Немного успокоившись, заговорила о дяде, о семье, в которой ей пришлось потом жить. Дядя не позволил отдать ее в детдом: "Сами вырастим".
- Я иногда приносила дяде обед в мастерские, - рассказывала Наташа. - Огонь, раскаленный металл, молоты так стучали, что крика не услышишь. Когда подойду к нему, возьмет узелок, ласково так погладит. Лишних слов не умел говорить. Ел дядя мало, зато любил чай пить. В стакан клал урюк. В стакане урюк разбухал, а мы ждали, когда дядя выпьет чай и поделит ягодки между нами, тремя девчонками. Когда он уходил, мы дрались из-за его стула: на нем лежала подушечка, и было мягко и тепло сидеть. В школу мы ходили за два километра. Дядя каждое утро обязательно осматривал наши ботинки; заметит дырку - сам отнесет в ремонт; после работы сам же заходил к сапожнику и приносил починенные башмаки; позовет, ласково побурчит в бороду. Ко мне он относился особенно чутко. Ни разу я не почувствовала, что я сирота и кому-то в тягость. И других приучил ласкать меня. Какая тонкая душа в таком грубом на вид человеке! Тетя тоже... Я не могу ее ни в чем упрекнуть. Позже, после смерти дяди, ей пришлось все заботы принять на себя, а ведь мы тогда еще не окончили школу. Ей, конечно, обидно сейчас: выучила, вывела в люди... Ушла я от нее... - И Наташа повторила слова Николая: - Надо и ее понять.
ГЛАВА ДВАДЦАТЬ ПЯТАЯ
Не только в цехе назревали события, беспокоившие Дмитрия Фомина. Что-то разлаживалось в душе мастера; многие его представления начинали шататься. Он испытывал не только беспокойство, но и тревогу. Бурлаков, вернувшись из сборочного цеха, доложил обо всем, не робея, не стесняясь в выражениях, резких и требовательных. Молодой начальник смены Костомаров дерзко посмотрел в глаза мастеру и поддержал Бурлакова.
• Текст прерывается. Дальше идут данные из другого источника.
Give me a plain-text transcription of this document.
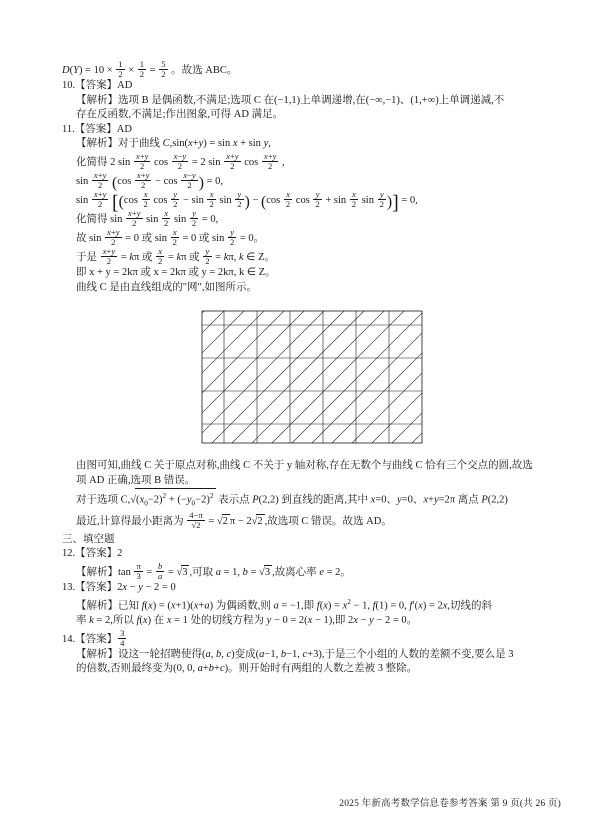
$D(Y) = 10 \times \frac{1}{2} \times \frac{1}{2} = \frac{5}{2}$ 。故选 ABC。
10.【答案】AD
【解析】选项 B 是偶函数,不满足;选项 C 在(−1,1)上单调递增,在(−∞,−1)、(1,+∞)上单调递减,不
存在反函数,不满足;作出图象,可得 AD 满足。
11.【答案】AD
【解析】对于曲线 C,sin(x+y) = sin x + sin y,
化简得 2 $\sin \frac{x+y}{2}$ $\cos \frac{x-y}{2} = 2$ $\sin \frac{x+y}{2}$ $\cos \frac{x+y}{2}$ ,
$\sin \frac{x+y}{2} (\cos \frac{x+y}{2} - \cos \frac{x-y}{2}$ ) = 0,
$\sin \frac{x+y}{2} [(\cos \frac{x}{2}$ $\cos \frac{y}{2} - \sin \frac{x}{2}$ $\sin \frac{y}{2}$ ) − ($\cos \frac{x}{2}$ $\cos \frac{y}{2} + \sin \frac{x}{2}$ $\sin \frac{y}{2}$ )] = 0,
化简得 $\sin \frac{x+y}{2}$ $\sin \frac{x}{2}$ $\sin \frac{y}{2} = 0$,
故 $\sin \frac{x+y}{2} = 0$ 或 $\sin \frac{x}{2} = 0$ 或 $\sin \frac{y}{2} = 0$。
于是 $\frac{x+y}{2} = k\pi$ 或 $\frac{x}{2} = k\pi$ 或 $\frac{y}{2} = k\pi$, k ∈ Z。
即 x + y = 2kπ 或 x = 2kπ 或 y = 2kπ, k ∈ Z。
曲线 C 是由直线组成的"网",如图所示。
由图可知,曲线 C 关于原点对称,曲线 C 不关于 y 轴对称,存在无数个与曲线 C 恰有三个交点的圆,故选
项 AD 正确,选项 B 错误。
对于选项 $C,√(x_0-2)^2 + (-y_0-2)^2$ 表示点 P(2,2) 到直线的距离,其中 x=0、y=0、x+y=2π 离点 P(2,2)
最近,计算得最小距离为 $\frac{4-\pi}{√2} = √2$ π − 2√2 ,故选项 C 错误。故选 AD。
三、填空题
12.【答案】2
【解析】$\tan \frac{\pi}{3} = \frac{b}{a} = √3$ ,可取 a = 1, b = √3 ,故离心率 e = 2。
13.【答案】2x − y − 2 = 0
【解析】已知 f(x) = (x+1)(x+a) 为偶函数,则 a = −1,即 $f(x) = x^2 - 1$, f(1) = 0, f′(x) = 2x,切线的斜
率 k = 2,所以 f(x) 在 x = 1 处的切线方程为 y − 0 = 2(x − 1),即 2x − y − 2 = 0。
14.【答案】 $\frac{3}{4}$
【解析】设这一轮招聘使得(a, b, c)变成(a−1, b−1, c+3),于是三个小组的人数的差额不变,要么是 3
的倍数,否则最终变为(0, 0, a+b+c)。则开始时有两组的人数之差被 3 整除。
2025 年新高考数学信息卷参考答案 第 9 页(共 26 页)
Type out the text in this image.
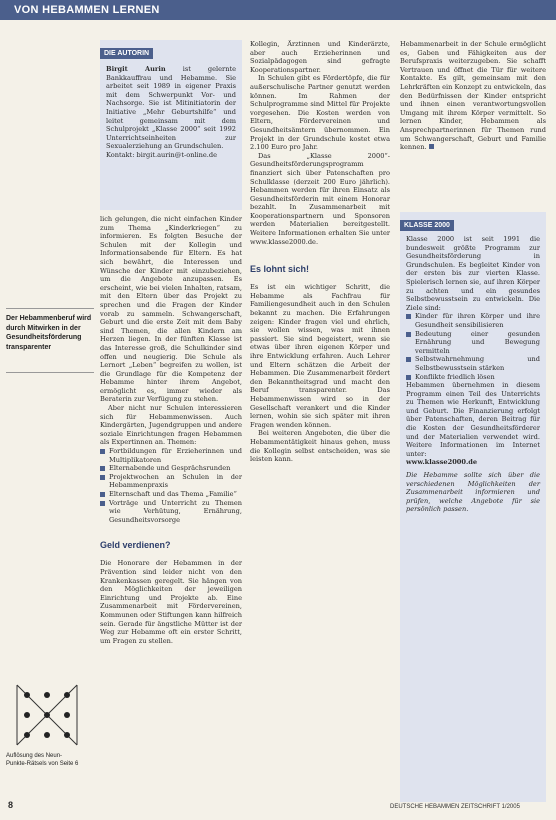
VON HEBAMMEN LERNEN
DIE AUTORIN
Birgit Aurin ist gelernte Bankkauffrau und Hebamme. Sie arbeitet seit 1989 in eigener Praxis mit dem Schwerpunkt Vor- und Nachsorge. Sie ist Mitinitiatorin der Initiative „Mehr Geburtshilfe“ und leitet gemeinsam mit dem Schulprojekt „Klasse 2000“ seit 1992 Unterrichtseinheiten zur Sexualerziehung an Grundschulen.
Kontakt: birgit.aurin@t-online.de
Der Hebammenberuf wird durch Mitwirken in der Gesundheitsförderung transparenter
Auflösung des Neun-Punkte-Rätsels von Seite 6

lich gelungen, die nicht einfachen Kinder zum Thema „Kinderkriegen“ zu informieren. Es folgten Besuche der Schulen mit der Kollegin und Informationsabende für Eltern. Es hat sich bewährt, die Interessen und Wünsche der Kinder mit einzubeziehen, um die Angebote anzupassen. Es erscheint, wie bei vielen Inhalten, ratsam, mit den Eltern über das Projekt zu sprechen und die Fragen der Kinder vorab zu sammeln. Schwangerschaft, Geburt und die erste Zeit mit dem Baby sind Themen, die allen Kindern am Herzen liegen. In der fünften Klasse ist das Interesse groß, die Schulkinder sind offen und neugierig. Die Schule als Lernort „Leben“ begreifen zu wollen, ist die Grundlage für die Kompetenz der Hebamme hinter ihrem Angebot, ermöglicht es, immer wieder als Beraterin zur Verfügung zu stehen.

Aber nicht nur Schulen interessieren sich für Hebammenwissen. Auch Kindergärten, Jugendgruppen und andere soziale Einrichtungen fragen Hebammen als Expertinnen an. Themen:

Fortbildungen für Erzieherinnen und Multiplikatoren
Elternabende und Gesprächsrunden
Projektwochen an Schulen in der Hebammenpraxis
Elternschaft und das Thema „Familie“
Vorträge und Unterricht zu Themen wie Verhütung, Ernährung, Gesundheitsvorsorge
Geld verdienen?

Die Honorare der Hebammen in der Prävention sind leider nicht von den Krankenkassen geregelt. Sie hängen von den Möglichkeiten der jeweiligen Einrichtung und Projekte ab. Eine Zusammenarbeit mit Fördervereinen, Kommunen oder Stiftungen kann hilfreich sein. Gerade für ängstliche Mütter ist der Weg zur Hebamme oft ein erster Schritt, um Fragen zu stellen.

Kollegin, Ärztinnen und Kinderärzte, aber auch Erzieherinnen und Sozialpädagogen sind gefragte Kooperationspartner.

In Schulen gibt es Fördertöpfe, die für außerschulische Partner genutzt werden können. Im Rahmen der Schulprogramme sind Mittel für Projekte vorgesehen. Die Kosten werden von Eltern, Fördervereinen und Gesundheitsämtern übernommen. Ein Projekt in der Grundschule kostet etwa 2.100 Euro pro Jahr.

Das „Klasse 2000“-Gesundheitsförderungsprogramm finanziert sich über Patenschaften pro Schulklasse (derzeit 200 Euro jährlich). Hebammen werden für ihren Einsatz als Gesundheitsförderin mit einem Honorar bezahlt. In Zusammenarbeit mit Kooperationspartnern und Sponsoren werden Materialien bereitgestellt. Weitere Informationen erhalten Sie unter www.klasse2000.de.

Es lohnt sich!

Es ist ein wichtiger Schritt, die Hebamme als Fachfrau für Familiengesundheit auch in den Schulen bekannt zu machen. Die Erfahrungen zeigen: Kinder fragen viel und ehrlich, sie wollen wissen, was mit ihnen passiert. Sie sind begeistert, wenn sie etwas über ihren eigenen Körper und ihre Entwicklung erfahren. Auch Lehrer und Eltern schätzen die Arbeit der Hebammen. Die Zusammenarbeit fördert den Bekanntheitsgrad und macht den Beruf transparenter. Das Hebammenwissen wird so in der Gesellschaft verankert und die Kinder lernen, wohin sie sich später mit ihren Fragen wenden können.

Bei weiteren Angeboten, die über die Hebammentätigkeit hinaus gehen, muss die Kollegin selbst entscheiden, was sie leisten kann.

Hebammenarbeit in der Schule ermöglicht es, Gaben und Fähigkeiten aus der Berufspraxis weiterzugeben. Sie schafft Vertrauen und öffnet die Tür für weitere Kontakte. Es gilt, gemeinsam mit den Lehrkräften ein Konzept zu entwickeln, das den Bedürfnissen der Kinder entspricht und ihnen einen verantwortungsvollen Umgang mit ihrem Körper vermittelt. So lernen Kinder, Hebammen als Ansprechpartnerinnen für Themen rund um Schwangerschaft, Geburt und Familie kennen.

KLASSE 2000
Klasse 2000 ist seit 1991 die bundesweit größte Programm zur Gesundheitsförderung in Grundschulen. Es begleitet Kinder von der ersten bis zur vierten Klasse. Spielerisch lernen sie, auf ihren Körper zu achten und ein gesundes Selbstbewusstsein zu entwickeln. Die Ziele sind:
Kinder für ihren Körper und ihre Gesundheit sensibilisieren
Bedeutung einer gesunden Ernährung und Bewegung vermitteln
Selbstwahrnehmung und Selbstbewusstsein stärken
Konflikte friedlich lösen
Hebammen übernehmen in diesem Programm einen Teil des Unterrichts zu Themen wie Herkunft, Entwicklung und Geburt. Die Finanzierung erfolgt über Patenschaften, deren Beitrag für die Kosten der Gesundheitsförderer und der Materialien verwendet wird. Weitere Informationen im Internet unter:
www.klasse2000.de
Die Hebamme sollte sich über die verschiedenen Möglichkeiten der Zusammenarbeit informieren und prüfen, welche Angebote für sie persönlich passen.
8	DEUTSCHE HEBAMMEN ZEITSCHRIFT 1/2005
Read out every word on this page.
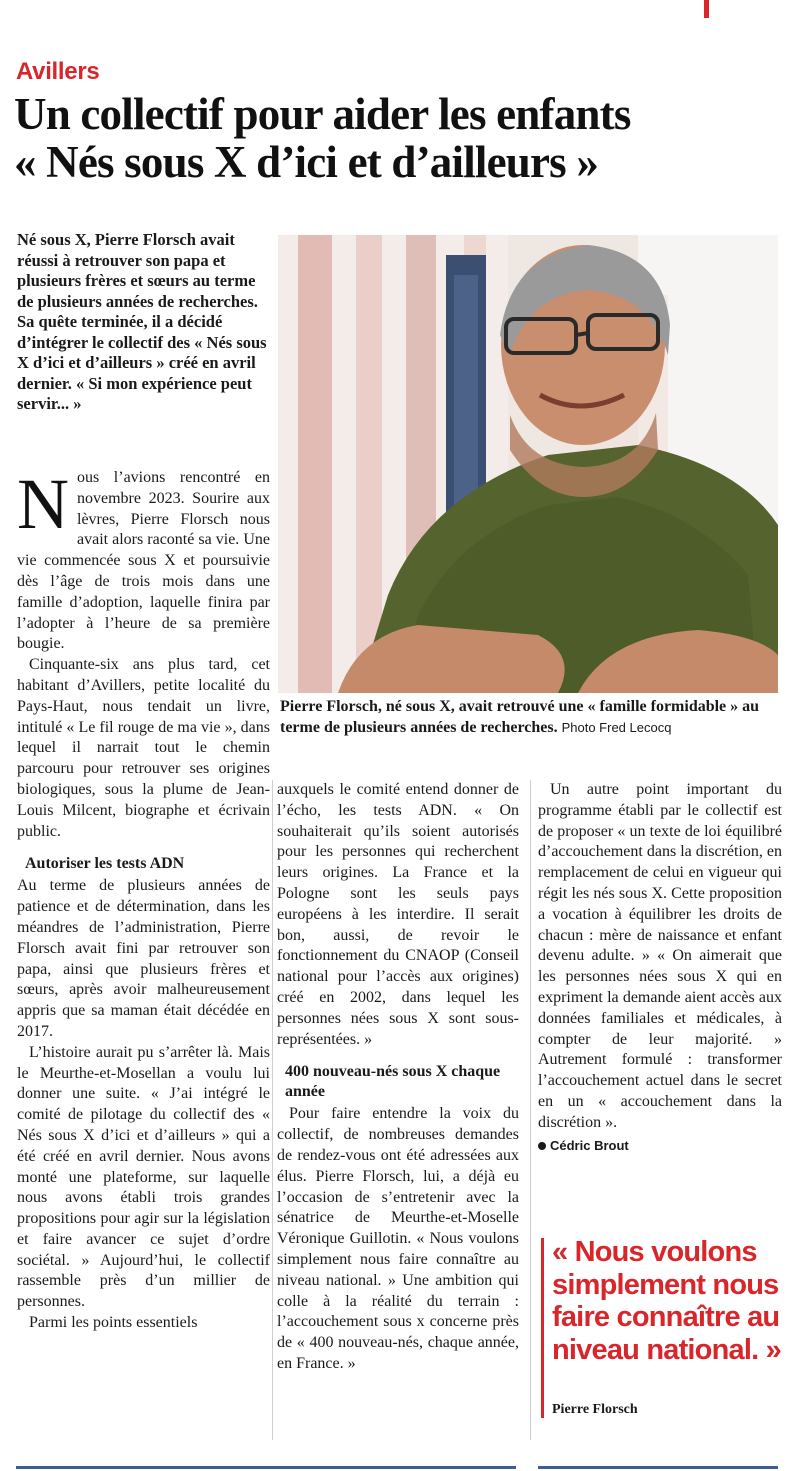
Avillers
Un collectif pour aider les enfants
« Nés sous X d’ici et d’ailleurs »

Né sous X, Pierre Florsch avait réussi à retrouver son papa et plusieurs frères et sœurs au terme de plusieurs années de recherches. Sa quête terminée, il a décidé d’intégrer le collectif des « Nés sous X d’ici et d’ailleurs » créé en avril dernier. « Si mon expérience peut servir... »

Pierre Florsch, né sous X, avait retrouvé une « famille formidable » au terme de plusieurs années de recherches. Photo Fred Lecocq

N ous l’avions rencontré en novembre 2023. Sourire aux lèvres, Pierre Florsch nous avait alors raconté sa vie. Une vie commencée sous X et poursuivie dès l’âge de trois mois dans une famille d’adoption, laquelle finira par l’adopter à l’heure de sa première bougie.

Cinquante-six ans plus tard, cet habitant d’Avillers, petite localité du Pays-Haut, nous tendait un livre, intitulé « Le fil rouge de ma vie », dans lequel il narrait tout le chemin parcouru pour retrouver ses origines biologiques, sous la plume de Jean-Louis Milcent, biographe et écrivain public.

Autoriser les tests ADN

Au terme de plusieurs années de patience et de détermination, dans les méandres de l’administration, Pierre Florsch avait fini par retrouver son papa, ainsi que plusieurs frères et sœurs, après avoir malheureusement appris que sa maman était décédée en 2017.

L’histoire aurait pu s’arrêter là. Mais le Meurthe-et-Mosellan a voulu lui donner une suite. « J’ai intégré le comité de pilotage du collectif des « Nés sous X d’ici et d’ailleurs » qui a été créé en avril dernier. Nous avons monté une plateforme, sur laquelle nous avons établi trois grandes propositions pour agir sur la législation et faire avancer ce sujet d’ordre sociétal. » Aujourd’hui, le collectif rassemble près d’un millier de personnes.

Parmi les points essentiels

auxquels le comité entend donner de l’écho, les tests ADN. « On souhaiterait qu’ils soient autorisés pour les personnes qui recherchent leurs origines. La France et la Pologne sont les seuls pays européens à les interdire. Il serait bon, aussi, de revoir le fonctionnement du CNAOP (Conseil national pour l’accès aux origines) créé en 2002, dans lequel les personnes nées sous X sont sous-représentées. »

400 nouveau-nés sous X chaque année

Pour faire entendre la voix du collectif, de nombreuses demandes de rendez-vous ont été adressées aux élus. Pierre Florsch, lui, a déjà eu l’occasion de s’entretenir avec la sénatrice de Meurthe-et-Moselle Véronique Guillotin. « Nous voulons simplement nous faire connaître au niveau national. » Une ambition qui colle à la réalité du terrain : l’accouchement sous x concerne près de « 400 nouveau-nés, chaque année, en France. »

Un autre point important du programme établi par le collectif est de proposer « un texte de loi équilibré d’accouchement dans la discrétion, en remplacement de celui en vigueur qui régit les nés sous X. Cette proposition a vocation à équilibrer les droits de chacun : mère de naissance et enfant devenu adulte. » « On aimerait que les personnes nées sous X qui en expriment la demande aient accès aux données familiales et médicales, à compter de leur majorité. » Autrement formulé : transformer l’accouchement actuel dans le secret en un « accouchement dans la discrétion ».

Cédric Brout

« Nous voulons simplement nous faire connaître au niveau national. »
Pierre Florsch
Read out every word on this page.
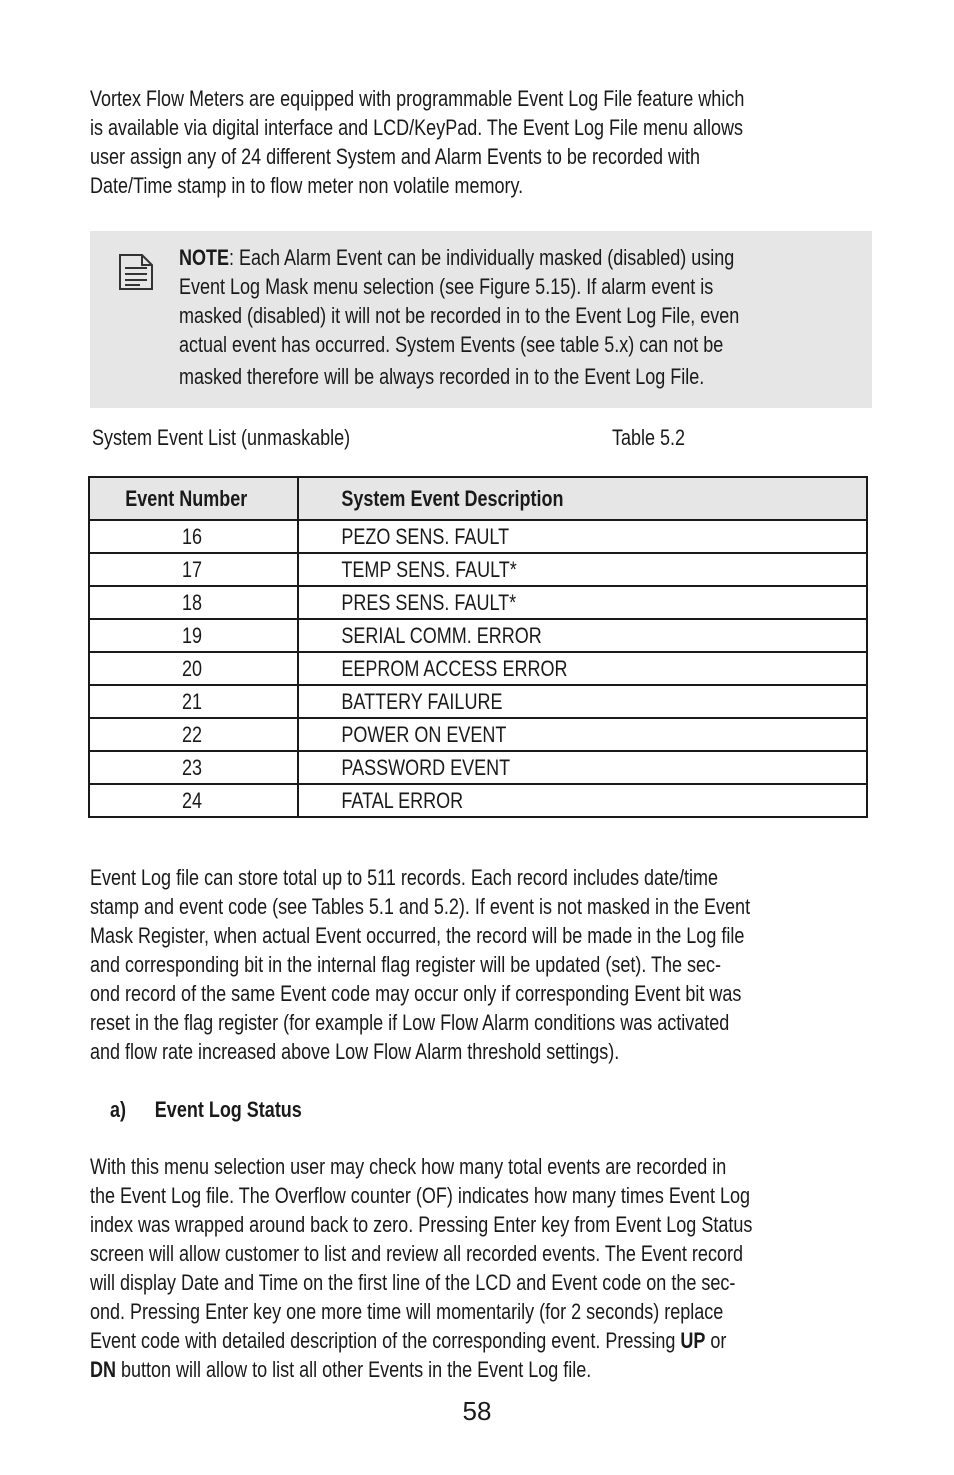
Vortex Flow Meters are equipped with programmable Event Log File feature which
is available via digital interface and LCD/KeyPad. The Event Log File menu allows
user assign any of 24 different System and Alarm Events to be recorded with
Date/Time stamp in to flow meter non volatile memory.
NOTE: Each Alarm Event can be individually masked (disabled) using
Event Log Mask menu selection (see Figure 5.15). If alarm event is
masked (disabled) it will not be recorded in to the Event Log File, even
actual event has occurred. System Events (see table 5.x) can not be
masked therefore will be always recorded in to the Event Log File.
System Event List (unmaskable)	Table 5.2
Event Number	System Event Description

16	PEZO SENS. FAULT

17	TEMP SENS. FAULT*

18	PRES SENS. FAULT*

19	SERIAL COMM. ERROR

20	EEPROM ACCESS ERROR

21	BATTERY FAILURE

22	POWER ON EVENT

23	PASSWORD EVENT

24	FATAL ERROR
Event Log file can store total up to 511 records. Each record includes date/time
stamp and event code (see Tables 5.1 and 5.2). If event is not masked in the Event
Mask Register, when actual Event occurred, the record will be made in the Log file
and corresponding bit in the internal flag register will be updated (set). The sec-
ond record of the same Event code may occur only if corresponding Event bit was
reset in the flag register (for example if Low Flow Alarm conditions was activated
and flow rate increased above Low Flow Alarm threshold settings).
a) Event Log Status
With this menu selection user may check how many total events are recorded in
the Event Log file. The Overflow counter (OF) indicates how many times Event Log
index was wrapped around back to zero. Pressing Enter key from Event Log Status
screen will allow customer to list and review all recorded events. The Event record
will display Date and Time on the first line of the LCD and Event code on the sec-
ond. Pressing Enter key one more time will momentarily (for 2 seconds) replace
Event code with detailed description of the corresponding event. Pressing UP or
DN button will allow to list all other Events in the Event Log file.
58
Отчет Фомина на бюро почему-то откладывался; миновал третий четверг, а его не вызывали. Фомин понял, что его перепроверяют; опасность, казалось ему, грозит из каждого угла; он стал зол, придирчив и несправедлив к окружающим. Всюду ему чудились подвохи и подкопы. К Фомину приходили и пожилые и юнцы с обязательствами, которые они брали на себя; ударные бригады создавались снизу, по доброй воле рабочих, а не согласно "директивному энтузиазму". Нужно было возглавить их и самому обязать себя ко многому, а Фомин не мог. А тут возникла еще одна крупная неприятность. Пронырливый снабженец-агент, всучивший ему заказ на червяки, которые в порядке аккордной оплаты успешно нарезывал Квасов, сумел убедить его принять подарок - кожаный реглан из тонкого блестящего хрома. Казалось бы, кто может узнать об этой тайной сделке, совершенной с глазу на глаз? Однако о реглане перешептывались. И Фомин, понимая грозившую ему опасность, попытался найти агента и вернуть ему эту проклятую черную шкуру. Но агент словно сквозь землю провалился. От заказчика приезжал за червяками не агент, а комсомолец абсолютно неподкупного вида, и Фомин не осмелился даже намекнуть ему о реглане.
И еще одна неприятность. В многотиражке появилась карикатура: лебедь держит лист с надписью "Цех окончательной сборки" и рвется в поднебесье; рак набросил на его крылья веревки, зажатые в клещах. Художник сделал рака похожим на Дмитрия Фомина; а на клещах для полного уточнения написал: "Механический цех".
Обычно Фомин мельком пробегал многотиражку, отыскивал заметки о своем преуспевающем цехе. Ему казалось, что газета всегда будет писать о нем как о передовике, и это давало ему основание подшучивать над газетчиками и небрежно подписывать свои выступления для многотиражки, которые за него писали доморощенные журналисты.